In August 2011, the SBE contacted an official from Verafirma, a company that, according to its website, is developing a "Democracy Project," which "will pioneer the use of electronic signatures for politics." Verafirma's co-founder is Jude Barry, a Democrat partisan who began as a press aide for Teddy Kennedy and subsequently worked on campaigns for Gary Hart, Richard Gephardt, Howard Dean and Barack Obama. Barry also founded Catapult Strategies, a political consulting firm with extensive ties in Silicon Valley, and Allpoint Voter Services, the company used to provide electronic registration signatures for North Carolina voters.

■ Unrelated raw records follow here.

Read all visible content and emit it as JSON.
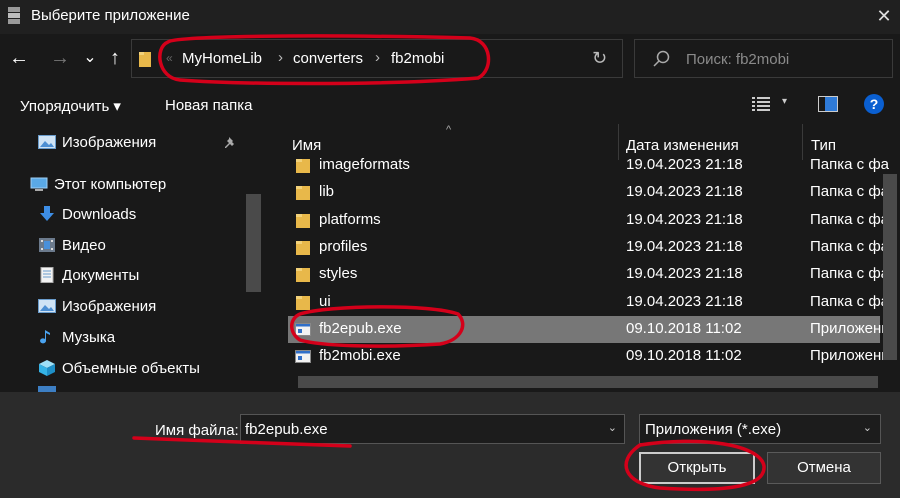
{
  "window": {
    "title": "Выберите приложение",
    "close_glyph": "✕"
  },
  "nav": {
    "back_glyph": "←",
    "forward_glyph": "→",
    "recent_glyph": "⌄",
    "up_glyph": "↑",
    "sep_glyph": "«",
    "breadcrumbs": [
      "MyHomeLib",
      "converters",
      "fb2mobi"
    ],
    "crumb_sep": "›",
    "refresh_glyph": "↻",
    "search_placeholder": "Поиск: fb2mobi"
  },
  "toolbar": {
    "organize_label": "Упорядочить ▾",
    "new_folder_label": "Новая папка",
    "views_dd_glyph": "▾",
    "help_glyph": "?"
  },
  "sidebar": {
    "items": [
      {
        "label": "Изображения",
        "icon": "pictures-icon"
      },
      {
        "label": "Этот компьютер",
        "icon": "computer-icon"
      },
      {
        "label": "Downloads",
        "icon": "downloads-icon"
      },
      {
        "label": "Видео",
        "icon": "video-icon"
      },
      {
        "label": "Документы",
        "icon": "documents-icon"
      },
      {
        "label": "Изображения",
        "icon": "pictures-icon"
      },
      {
        "label": "Музыка",
        "icon": "music-icon"
      },
      {
        "label": "Объемные объекты",
        "icon": "3d-objects-icon"
      }
    ]
  },
  "file_list": {
    "columns": {
      "name": "Имя",
      "date": "Дата изменения",
      "type": "Тип"
    },
    "sort_glyph": "^",
    "rows": [
      {
        "name": "imageformats",
        "date": "19.04.2023 21:18",
        "type": "Папка с фа",
        "kind": "folder"
      },
      {
        "name": "lib",
        "date": "19.04.2023 21:18",
        "type": "Папка с фа",
        "kind": "folder"
      },
      {
        "name": "platforms",
        "date": "19.04.2023 21:18",
        "type": "Папка с фа",
        "kind": "folder"
      },
      {
        "name": "profiles",
        "date": "19.04.2023 21:18",
        "type": "Папка с фа",
        "kind": "folder"
      },
      {
        "name": "styles",
        "date": "19.04.2023 21:18",
        "type": "Папка с фа",
        "kind": "folder"
      },
      {
        "name": "ui",
        "date": "19.04.2023 21:18",
        "type": "Папка с фа",
        "kind": "folder"
      },
      {
        "name": "fb2epub.exe",
        "date": "09.10.2018 11:02",
        "type": "Приложени",
        "kind": "exe",
        "selected": true
      },
      {
        "name": "fb2mobi.exe",
        "date": "09.10.2018 11:02",
        "type": "Приложени",
        "kind": "exe"
      }
    ]
  },
  "footer": {
    "filename_label": "Имя файла:",
    "filename_value": "fb2epub.exe",
    "filter_value": "Приложения (*.exe)",
    "dd_glyph": "⌄",
    "open_label": "Открыть",
    "cancel_label": "Отмена"
  },
  "colors": {
    "background": "#191919",
    "footer": "#2b2b2b",
    "selection": "#777777",
    "folder": "#e8b84a",
    "annotation": "#d4001a"
  }
}
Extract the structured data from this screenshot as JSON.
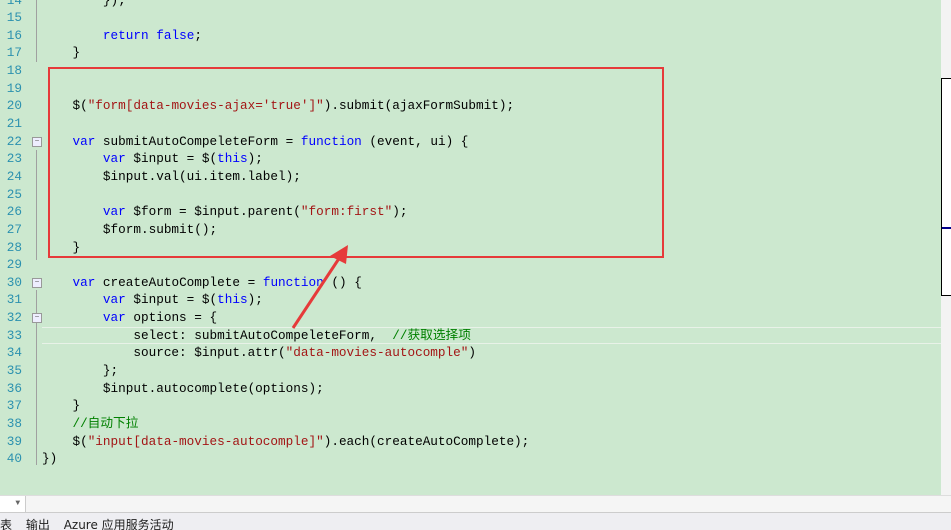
{
  "editor": {
    "background": "#cce8cf",
    "current_line": 33,
    "lines": [
      {
        "n": "14",
        "t": [
          [
            "pl",
            "        });"
          ]
        ]
      },
      {
        "n": "15",
        "t": []
      },
      {
        "n": "16",
        "t": [
          [
            "pl",
            "        "
          ],
          [
            "kw",
            "return"
          ],
          [
            "pl",
            " "
          ],
          [
            "kw",
            "false"
          ],
          [
            "pl",
            ";"
          ]
        ]
      },
      {
        "n": "17",
        "t": [
          [
            "pl",
            "    }"
          ]
        ]
      },
      {
        "n": "18",
        "t": []
      },
      {
        "n": "19",
        "t": []
      },
      {
        "n": "20",
        "t": [
          [
            "pl",
            "    $("
          ],
          [
            "str",
            "\"form[data-movies-ajax='true']\""
          ],
          [
            "pl",
            ").submit(ajaxFormSubmit);"
          ]
        ]
      },
      {
        "n": "21",
        "t": []
      },
      {
        "n": "22",
        "fold": true,
        "t": [
          [
            "pl",
            "    "
          ],
          [
            "kw",
            "var"
          ],
          [
            "pl",
            " submitAutoCompeleteForm = "
          ],
          [
            "kw",
            "function"
          ],
          [
            "pl",
            " (event, ui) {"
          ]
        ]
      },
      {
        "n": "23",
        "t": [
          [
            "pl",
            "        "
          ],
          [
            "kw",
            "var"
          ],
          [
            "pl",
            " $input = $("
          ],
          [
            "kw",
            "this"
          ],
          [
            "pl",
            ");"
          ]
        ]
      },
      {
        "n": "24",
        "t": [
          [
            "pl",
            "        $input.val(ui.item.label);"
          ]
        ]
      },
      {
        "n": "25",
        "t": []
      },
      {
        "n": "26",
        "t": [
          [
            "pl",
            "        "
          ],
          [
            "kw",
            "var"
          ],
          [
            "pl",
            " $form = $input.parent("
          ],
          [
            "str",
            "\"form:first\""
          ],
          [
            "pl",
            ");"
          ]
        ]
      },
      {
        "n": "27",
        "t": [
          [
            "pl",
            "        $form.submit();"
          ]
        ]
      },
      {
        "n": "28",
        "t": [
          [
            "pl",
            "    }"
          ]
        ]
      },
      {
        "n": "29",
        "t": []
      },
      {
        "n": "30",
        "fold": true,
        "t": [
          [
            "pl",
            "    "
          ],
          [
            "kw",
            "var"
          ],
          [
            "pl",
            " createAutoComplete = "
          ],
          [
            "kw",
            "function"
          ],
          [
            "pl",
            " () {"
          ]
        ]
      },
      {
        "n": "31",
        "t": [
          [
            "pl",
            "        "
          ],
          [
            "kw",
            "var"
          ],
          [
            "pl",
            " $input = $("
          ],
          [
            "kw",
            "this"
          ],
          [
            "pl",
            ");"
          ]
        ]
      },
      {
        "n": "32",
        "fold": true,
        "t": [
          [
            "pl",
            "        "
          ],
          [
            "kw",
            "var"
          ],
          [
            "pl",
            " options = {"
          ]
        ]
      },
      {
        "n": "33",
        "t": [
          [
            "pl",
            "            select: submitAutoCompeleteForm,  "
          ],
          [
            "cm",
            "//获取选择项"
          ]
        ]
      },
      {
        "n": "34",
        "t": [
          [
            "pl",
            "            source: $input.attr("
          ],
          [
            "str",
            "\"data-movies-autocomple\""
          ],
          [
            "pl",
            ")"
          ]
        ]
      },
      {
        "n": "35",
        "t": [
          [
            "pl",
            "        };"
          ]
        ]
      },
      {
        "n": "36",
        "t": [
          [
            "pl",
            "        $input.autocomplete(options);"
          ]
        ]
      },
      {
        "n": "37",
        "t": [
          [
            "pl",
            "    }"
          ]
        ]
      },
      {
        "n": "38",
        "t": [
          [
            "cm",
            "    //自动下拉"
          ]
        ]
      },
      {
        "n": "39",
        "t": [
          [
            "pl",
            "    $("
          ],
          [
            "str",
            "\"input[data-movies-autocomple]\""
          ],
          [
            "pl",
            ").each(createAutoComplete);"
          ]
        ]
      },
      {
        "n": "40",
        "t": [
          [
            "pl",
            "})"
          ]
        ]
      }
    ]
  },
  "annotation": {
    "color": "#e63a3a"
  },
  "bottom_tabs": [
    "表",
    "输出",
    "Azure 应用服务活动"
  ]
}
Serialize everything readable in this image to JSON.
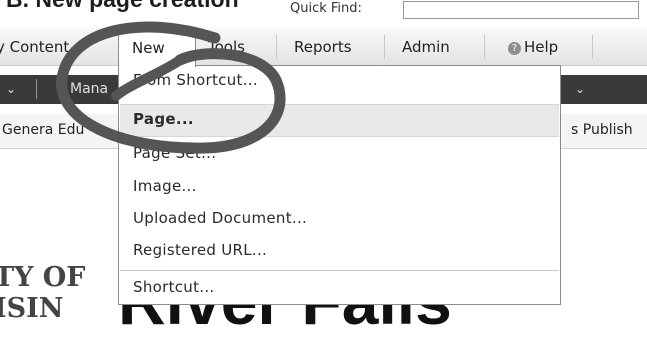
{
  "page": {
    "title": "B. New page creation"
  },
  "topbar": {
    "quick_find_label": "Quick Find:",
    "quick_find_value": ""
  },
  "menubar": {
    "items": [
      {
        "label": "y Content"
      },
      {
        "label": "New"
      },
      {
        "label": "Tools"
      },
      {
        "label": "Reports"
      },
      {
        "label": "Admin"
      },
      {
        "label": "Help",
        "icon": "help-icon"
      }
    ]
  },
  "darkbar": {
    "left_text": "Mana",
    "chevron": "chevron-down-icon"
  },
  "lightbar": {
    "left_text": "Genera Edu",
    "right_text": "s Publish"
  },
  "dropdown": {
    "items": [
      {
        "label": "From Shortcut..."
      },
      {
        "label": "Page...",
        "highlighted": true
      },
      {
        "label": "Page Set..."
      },
      {
        "label": "Image..."
      },
      {
        "label": "Uploaded Document..."
      },
      {
        "label": "Registered URL..."
      },
      {
        "label": "Shortcut..."
      }
    ]
  },
  "banner": {
    "line1": "TY OF",
    "line2": "ISIN",
    "big": "River Falls"
  },
  "annotation": {
    "color": "#555555",
    "icon": "hand-drawn-circle"
  }
}
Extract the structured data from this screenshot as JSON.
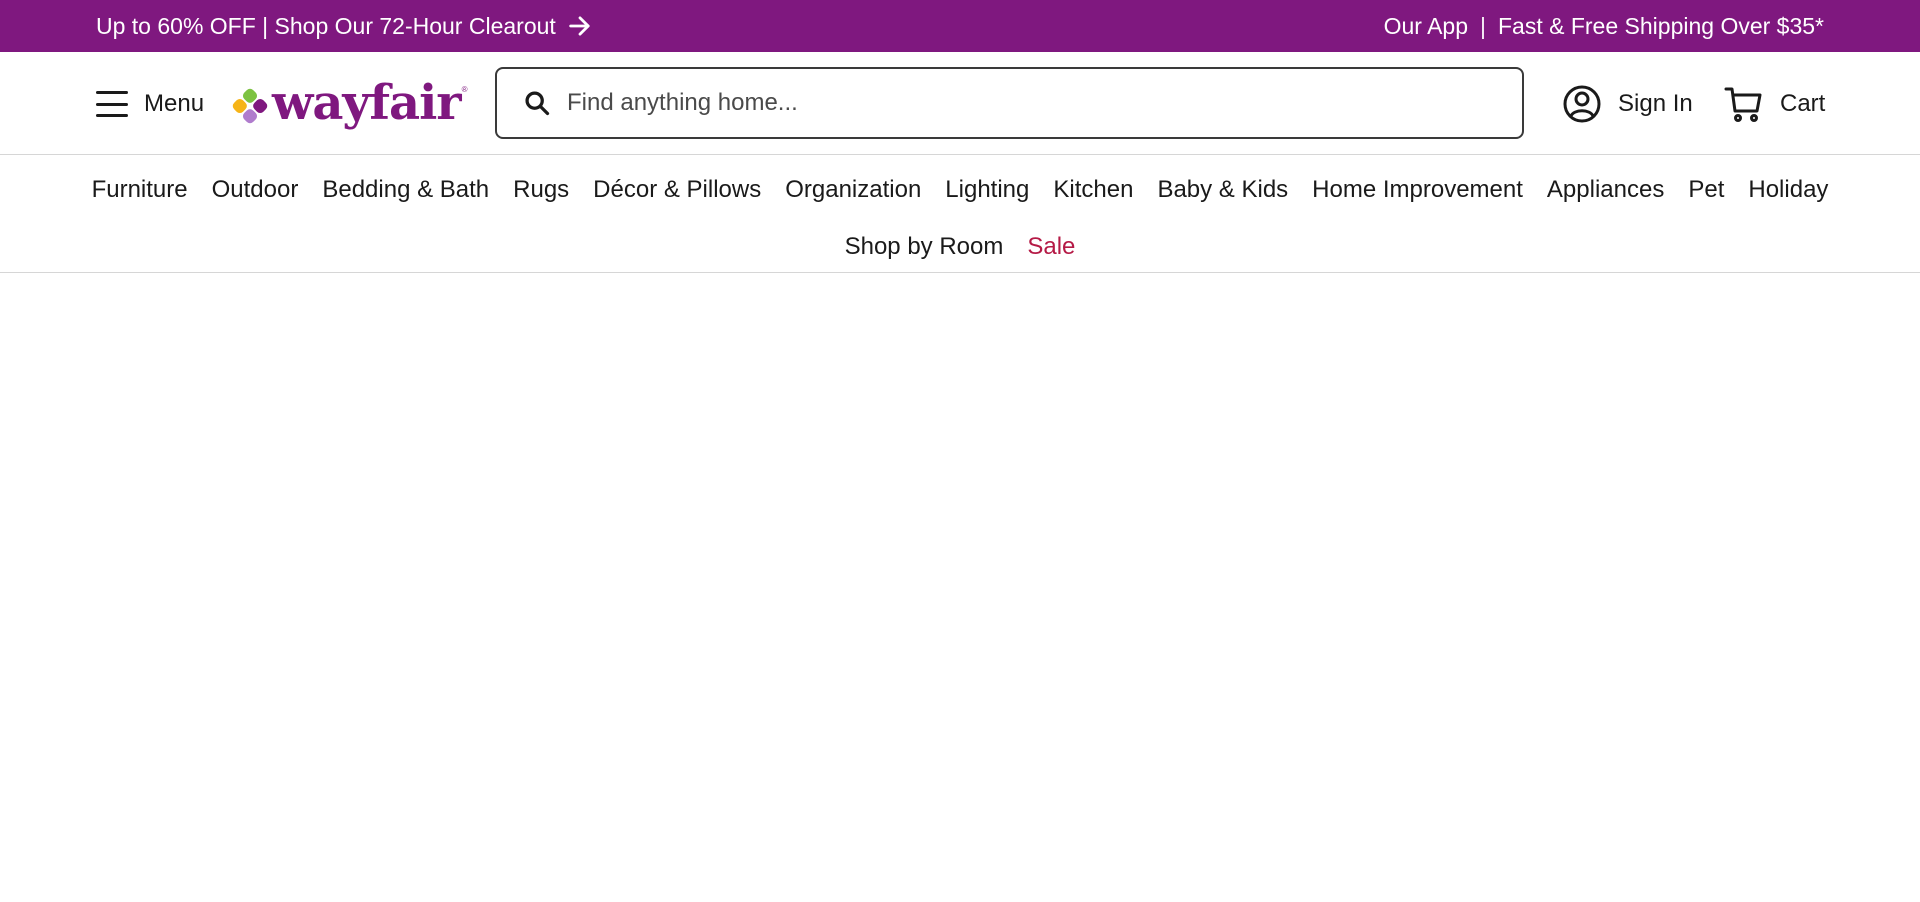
{
  "promo": {
    "left_text": "Up to 60% OFF | Shop Our 72-Hour Clearout",
    "app_link": "Our App",
    "separator": "|",
    "shipping_text": "Fast & Free Shipping Over $35*"
  },
  "header": {
    "menu_label": "Menu",
    "logo_text": "wayfair",
    "logo_reg": "®",
    "search_placeholder": "Find anything home...",
    "search_value": "",
    "signin_label": "Sign In",
    "cart_label": "Cart"
  },
  "categories": {
    "row1": [
      "Furniture",
      "Outdoor",
      "Bedding & Bath",
      "Rugs",
      "Décor & Pillows",
      "Organization",
      "Lighting",
      "Kitchen",
      "Baby & Kids",
      "Home Improvement",
      "Appliances",
      "Pet",
      "Holiday"
    ],
    "row2": [
      "Shop by Room",
      "Sale"
    ]
  },
  "colors": {
    "brand_purple": "#7f187f",
    "sale_red": "#b51a46",
    "logo_green": "#7dc242",
    "logo_yellow": "#f6b417",
    "logo_purple": "#7f187f",
    "logo_lavender": "#b07ccd"
  }
}
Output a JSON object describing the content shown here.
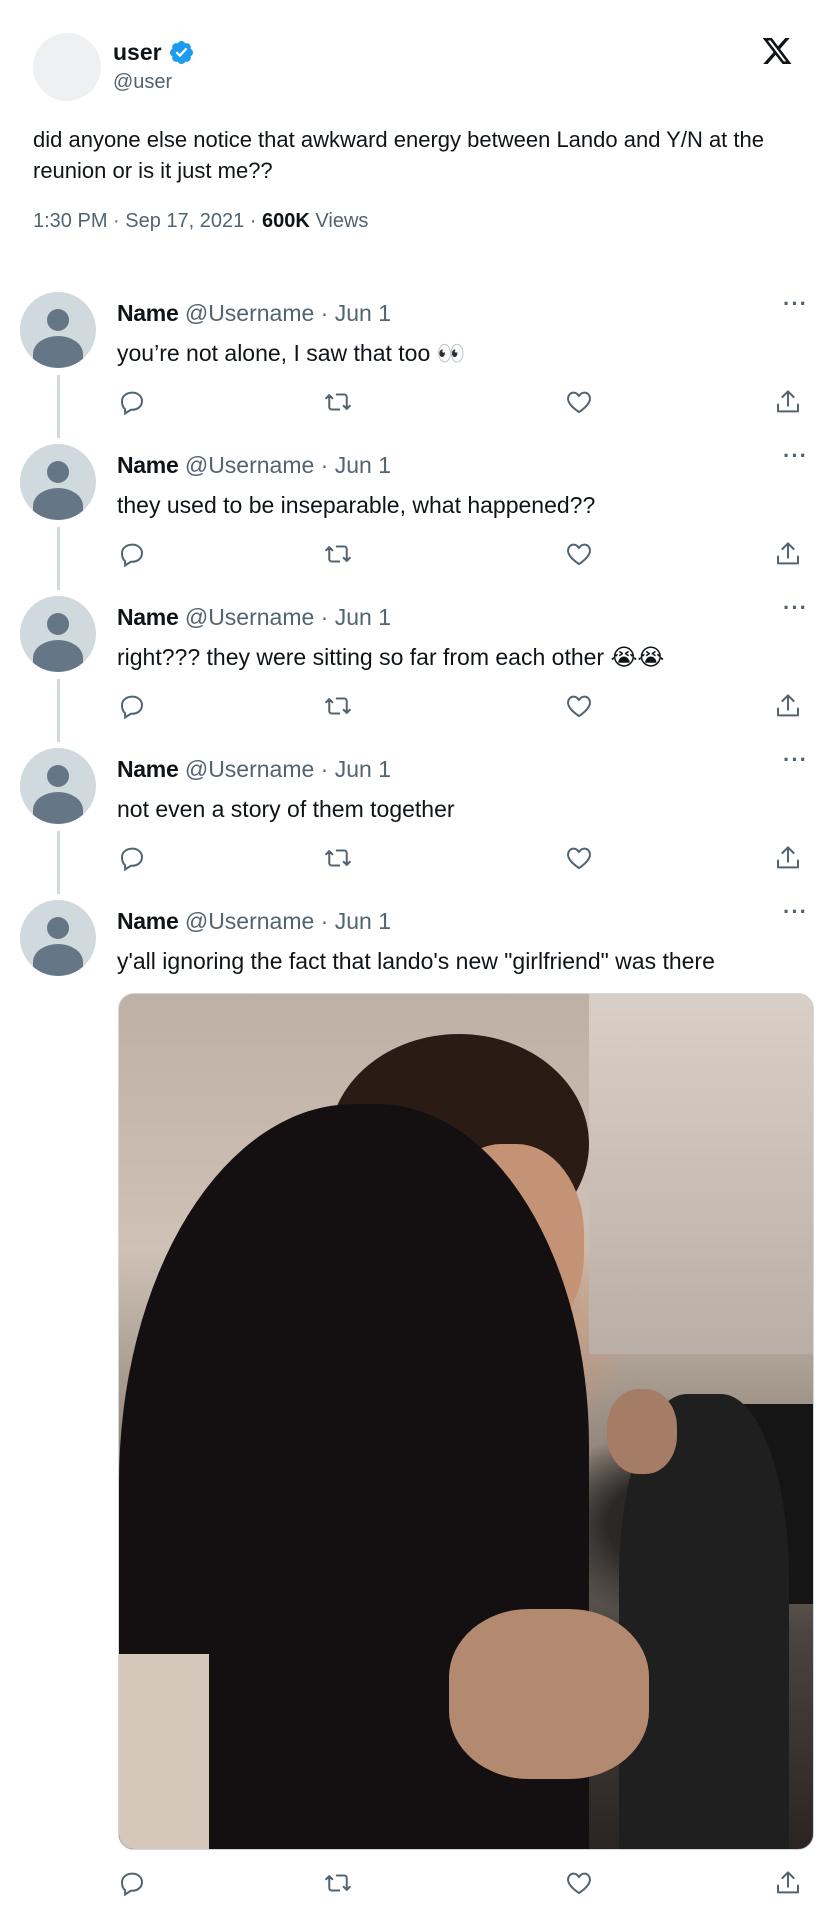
{
  "tweet": {
    "display_name": "user",
    "handle": "@user",
    "text": "did anyone else notice that awkward energy between Lando and Y/N at the reunion or is it just me??",
    "timestamp": "1:30 PM · Sep 17, 2021 · ",
    "views_count": "600K",
    "views_label": " Views"
  },
  "replies": [
    {
      "name": "Name",
      "handle": "@Username",
      "dot": " · ",
      "date": "Jun 1",
      "text": "you’re not alone, I saw that too 👀"
    },
    {
      "name": "Name",
      "handle": "@Username",
      "dot": " · ",
      "date": "Jun 1",
      "text": "they used to be inseparable, what happened??"
    },
    {
      "name": "Name",
      "handle": "@Username",
      "dot": " · ",
      "date": "Jun 1",
      "text": "right??? they were sitting so far from each other 😭😭"
    },
    {
      "name": "Name",
      "handle": "@Username",
      "dot": " · ",
      "date": "Jun 1",
      "text": "not even a story of them together"
    },
    {
      "name": "Name",
      "handle": "@Username",
      "dot": " · ",
      "date": "Jun 1",
      "text": "y'all ignoring the fact that lando's new \"girlfriend\" was there"
    }
  ],
  "more_label": "···",
  "icons": {
    "reply": "reply-icon",
    "retweet": "retweet-icon",
    "like": "heart-icon",
    "share": "share-icon",
    "logo": "x-logo-icon",
    "verified": "verified-badge-icon"
  },
  "colors": {
    "verified": "#1d9bf0",
    "secondary_text": "#536471",
    "icon": "#536471"
  }
}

Allpoint bragged about the use of its machines in the 2012 election, even acknowledging the Obama campaign's activities in North Carolina:
President Obama's re-election campaign and Rock the Vote have both used the new service from the five-person startup Allpoint Voter Services in Oakland, Calif. The Obama campaign made the service available through its GottaRegister.com Web site to voters in North Carolina, 10 other states and the District of Columbia. Campaign finance records show that the campaign spent almost $43,000 from August through last week to use the service. Allpoint provided the service to Rock the Vote for free so that they could prove that the model works and can scale, says company spokesman Jude Barry.
According to Civitas, the Obama campaign may have been paying Allpoint per registration, in violation of federal law. They also raise the possibility that Obama's campaign may have been prioritizing registrations, accepting some electronically and requiring others to print and turn in their registrations by mail. Finally, county election officials reported that many of Allpoint's registration forms appeared to have very similar signatures. George Gilbert, Board of Elections Director for Guilford County, NC, said Allpoint registrations were “immediately suspect.” While the Obama campaign couldn't directly control party affiliation of registrants, 68 percent of the registrations were for Democratic voters and 21 percent were unaffiliated. Only 10 percent were Republican voters.
North Carolina is no stranger to voting problems. An ongoing study by Civitas Institute's Myrick reported here, finds that 832 people over 112 voted by absentee ballot in 2012. Since there are only 330 people over 110 in the U.S. according to the 2010 census, this appears to be something of a record. 68.5 percent were democrats, (no surprise there), 27.5 percent republicans and 4 percent unaffiliated. A glitch causes ballots to default to January 1, 1900 when voters do not enter their birth date, which accounts for most of this. It is one of many problems with NC voter rolls, but according to Susan Myrick, they have not been allowed to correct these problems. As a result, the voter rolls are in a shambles and vulnerable to fraudulent votes.
As for the Obama administration, they have shown themselves over and over to be completely contemptuous of the law - from vote fraud to Fast-n-Furious; from Benghazi-gate to recess appointments and unconstitutional executive orders, the list is endless. As I described in a WorldNetDaily article last November, the Obama administration was willing to use whatever means at its disposal to win this election, legal and illegal. Up until now, my assumption has been that, while they plainly engaged in vote fraud in some circumstances, it wasn't enough to throw the election. Depending upon whether or not they used tricks like this nationwide - and they probably did - they may have in fact stolen this election.